The rest of Hank and Maggie’s conversation shifts to how Alma and Hank are both in competition for the last tenure spot. One of their graduate students remarks that Alma should have nothing to be worried about, as the current culture has deemed the cis, straight and white male, such as Hank, the enemy. As a Black woman in academia, Maggie justifiably refutes this point as far from reality, and Alma says that this victim mindset is developed to take away from the meaningful work that those in lower social positions have to accomplish to be recognized. Hank bemoans how difficult it is to maintain an inoffensive character in the present political climate.
Aside from how cliched the actual dialogue is in this scene, each character occupies a straightforward archetype. Alma is the lone-wolf female professor of the philosophy department who, like Maggie, is rightfully aware of the hindrances her identity might have contributed to her career. Hank is socially privileged and is a brute when any topic of political correctness appears.

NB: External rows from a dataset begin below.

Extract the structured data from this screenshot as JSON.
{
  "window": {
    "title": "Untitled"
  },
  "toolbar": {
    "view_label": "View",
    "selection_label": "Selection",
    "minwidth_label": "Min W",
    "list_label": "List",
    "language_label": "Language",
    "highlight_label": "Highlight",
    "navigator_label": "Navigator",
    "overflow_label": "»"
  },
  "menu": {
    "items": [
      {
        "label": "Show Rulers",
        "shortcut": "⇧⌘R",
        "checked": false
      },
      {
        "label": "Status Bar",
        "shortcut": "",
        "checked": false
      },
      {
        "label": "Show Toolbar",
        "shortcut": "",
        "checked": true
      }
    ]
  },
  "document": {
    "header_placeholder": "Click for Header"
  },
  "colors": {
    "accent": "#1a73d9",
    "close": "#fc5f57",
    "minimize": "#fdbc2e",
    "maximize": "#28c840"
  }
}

By the end of the film, nothing about the characters’ beliefs changes. Who is good, who is bad, who is deserving, who is selfish and even whether or not the rape happened are all verdicts made apparent if one has progressed beyond a high school level of contextual analysis. After the Hunt steers away from the gray in-between complexity a character might have by making it clear who is right and who is wrong with black-and-white evidence.
After the Hunt has little interest in exploring how #MeToo as a movement, or how sexual assault cases broadly, manifest in reality. It avoids discussing whether or not #MeToo has shaped a change in appropriate behavior in a professional environment or delving into Maggie’s internal struggles in the midst of an accusation. Hank is an unlikable, violent jerk, and the viewer (or the university, for that matter) has no real reason to align themselves with him. In actual high-profile cases, there is much more ambiguity. It would be interesting to explore how a student might navigate a case against a professor at an elite college — an environment primed with complicated circumstances and psychological struggles for dissection.
Rather than explore this, the story swiftly reprimands Hank and validates Maggie, and then it focuses on Alma’s response to Maggie confiding in her. However, this is where After the Hunt offers an intriguing idea. While it fails to uniquely address #MeToo or sexual assault, After the Hunt depicts a complex dynamic between two women of different generations and how they traverse their patriarchal world.
The intergenerational divide between Alma and Maggie is critical to both of their characters. Maggie looks up to Alma as a figure of success in a male-dominated field. Alma is not only possessive of Maggie as a proxy for her feminist image of female solidarity, but she is just as jealous of Maggie and the society she inherited. Maggie’s peers have been more progressive in dismantling patriarchal notions, encouraging and supporting women who speak out more often than they had in Alma’s young adulthood.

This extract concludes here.